So what's the big deal? It's business. Agency changes are part of the landscape. But the way in which a termination is handled before, during, and after can tell you a lot about the players and their future success. It's been said that circumstances don't build character, they reveal it. This is certainly a concept that applies here because how a company (client or agency) behaves in these uncomfortable situations provides insight into just who they are.
When a client fires an agency or an agency fires a client (yes, agencies actually do choose to walk away from difficult clients on occasion), it's usually not as dramatic as a movie breakup scene. More often it's a contract that doesn't get renewed, a declaration that "we're going in a different direction," or an admission that "fresh thinking" is needed for the brand. And, truth be told, it's rarely a complete surprise to either party. But no matter how the partnership ends up, a conversation happens and both parties move on. Usually one party is relieved, the other embarrassed or confused.So is there any really good way to handle an agency-client breakup? Even if the relationship isn't salvageable, can both parties leave still friends, or at least with their business reputations intact? We think so. And here are a few pointers if you ever find yourself in this unpleasant situation.

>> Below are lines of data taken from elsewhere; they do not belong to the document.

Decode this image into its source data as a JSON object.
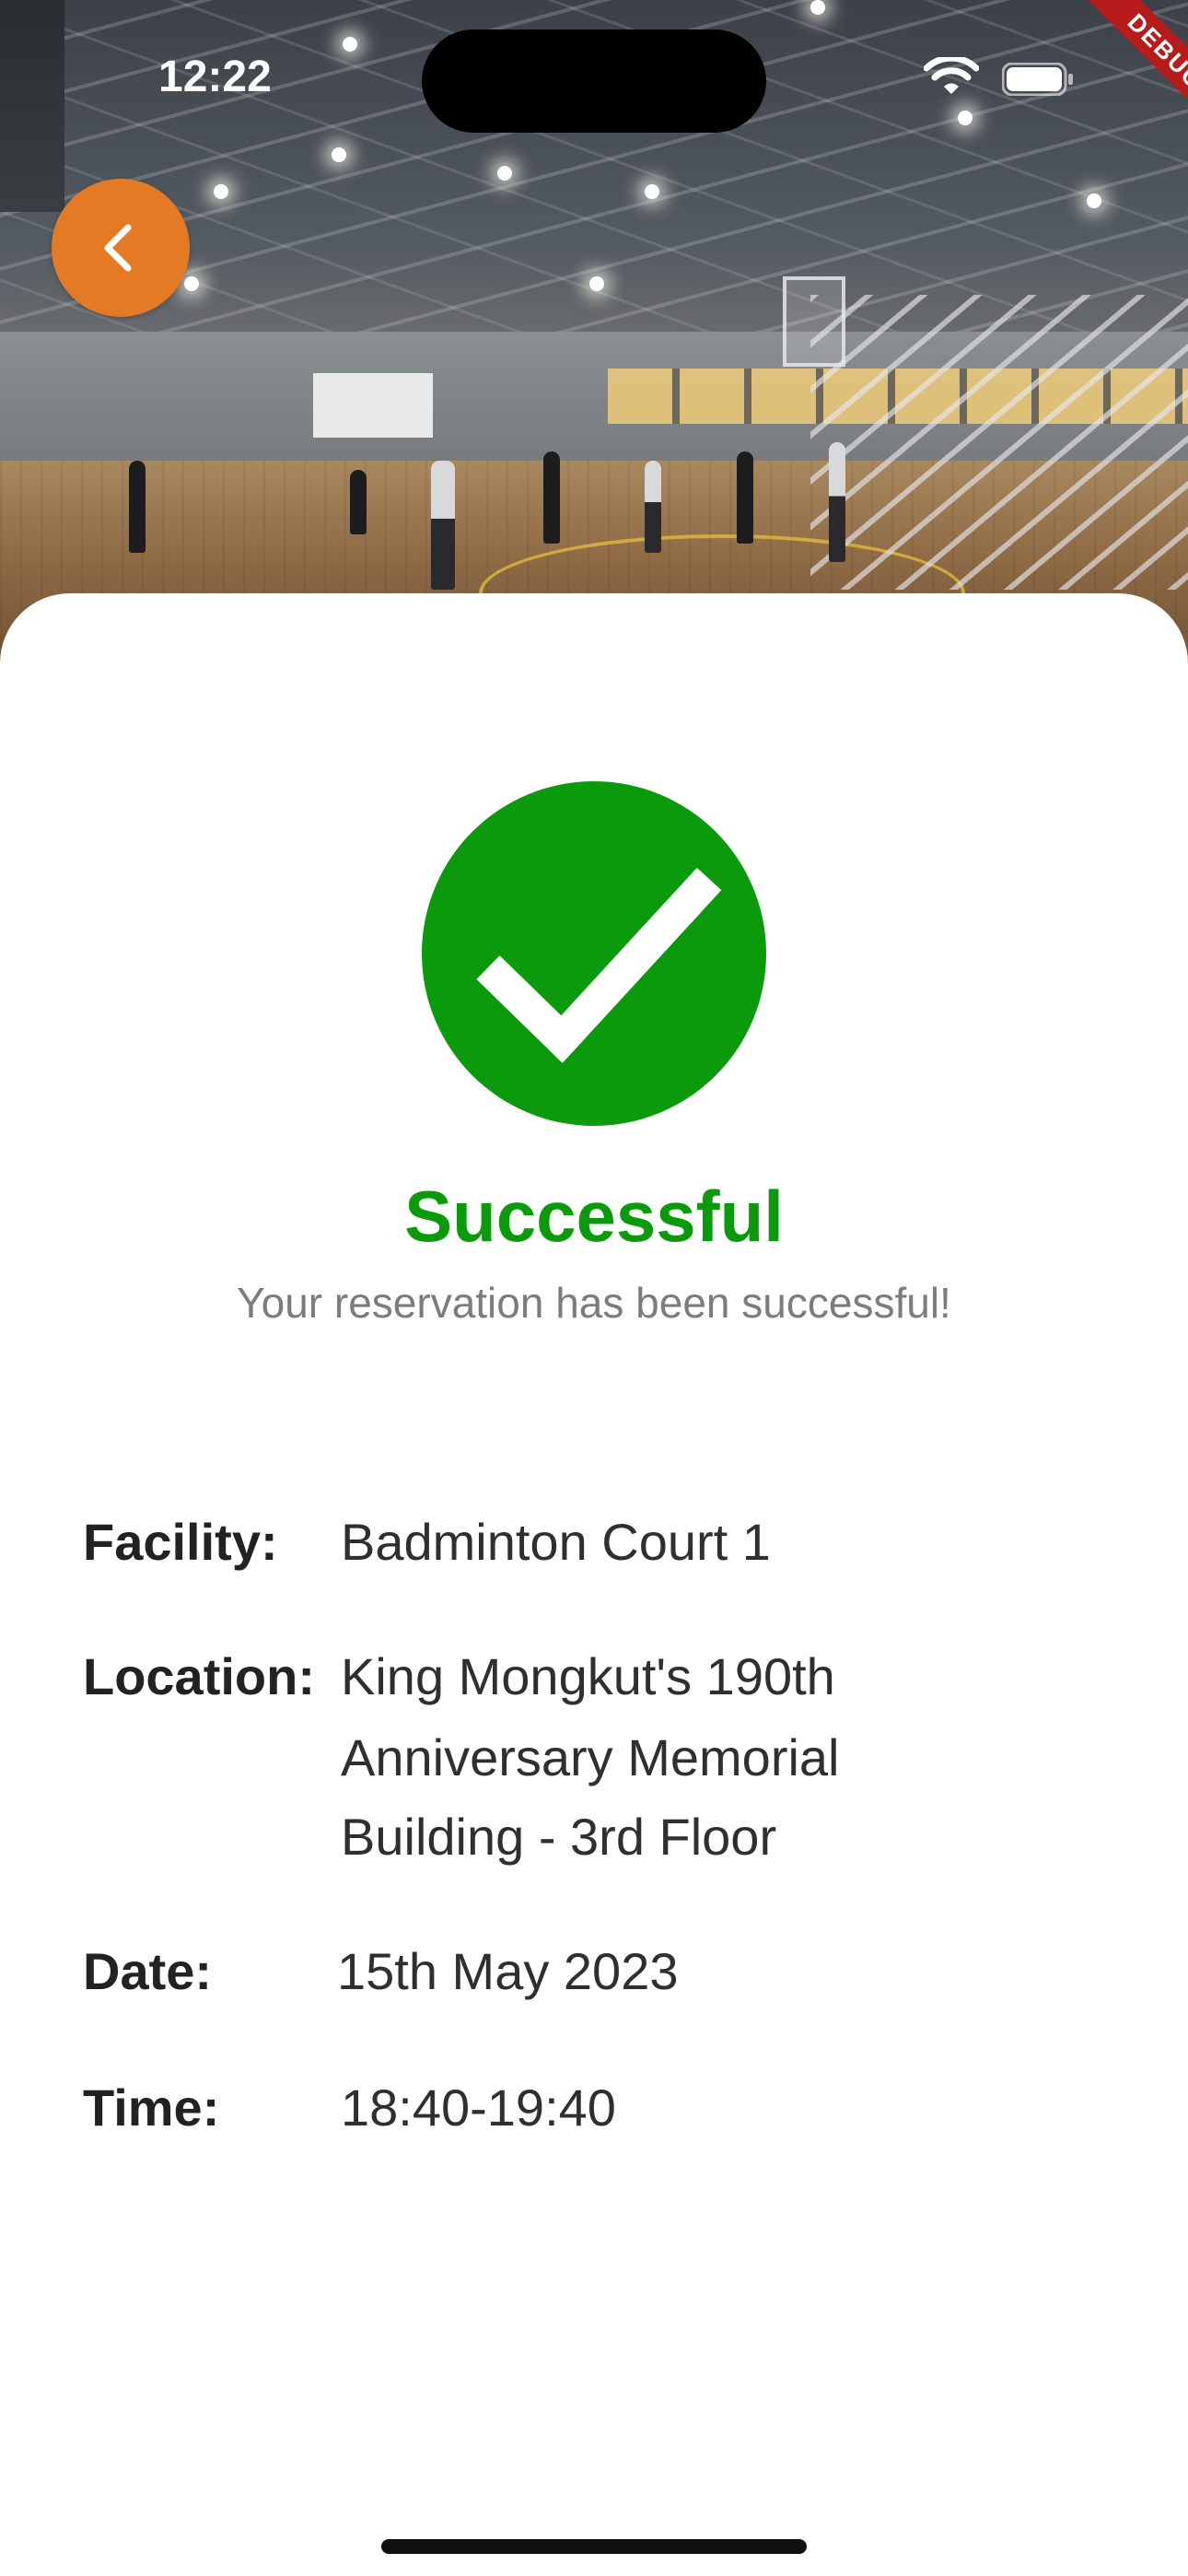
{
  "status_bar": {
    "time": "12:22",
    "wifi_icon": "wifi-icon",
    "battery_icon": "battery-icon"
  },
  "debug_banner": "DEBUG",
  "hero": {
    "image": "indoor sports hall photo",
    "back_icon": "chevron-left-icon",
    "back_color": "#e47a23"
  },
  "result": {
    "icon": "check-circle-icon",
    "icon_color": "#0b9a0b",
    "title": "Successful",
    "message": "Your reservation has been successful!"
  },
  "details": {
    "facility_label": "Facility:",
    "facility_value": "Badminton Court 1",
    "location_label": "Location:",
    "location_line1": "King Mongkut's 190th",
    "location_line2": "Anniversary Memorial",
    "location_line3": "Building - 3rd Floor",
    "date_label": "Date:",
    "date_value": "15th May 2023",
    "time_label": "Time:",
    "time_value": "18:40-19:40"
  }
}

First, try your best to fix it
Given the time, energy, and dollars invested in the typical agency relationship, it doesn't make sense to give up easily and walk away mad in the middle of a project. Stop, think it through, and put the issues down in writing. Then take the time to talk with the other party and try to find solutions. It could be a certain underperforming team member or a process that doesn't work. Set measurable goals for improvement and allow enough time to make corrections. Then, if it can't be fixed, you can move on in good conscience.
Break up face to face
This is sometimes the most difficult part, no matter which side of the breakup you're on. But it's worth it to leave the discussion with the facts (or feelings) on the table and understood by all. No sugar coating. No "it just isn't working out." Give the other party the brutal truth. Tell them exactly what went wrong and why it can't be fixed. Chances are they won't agree with your assessment, but give it anyway. It's painful but respectful. And it will help both sides in the future.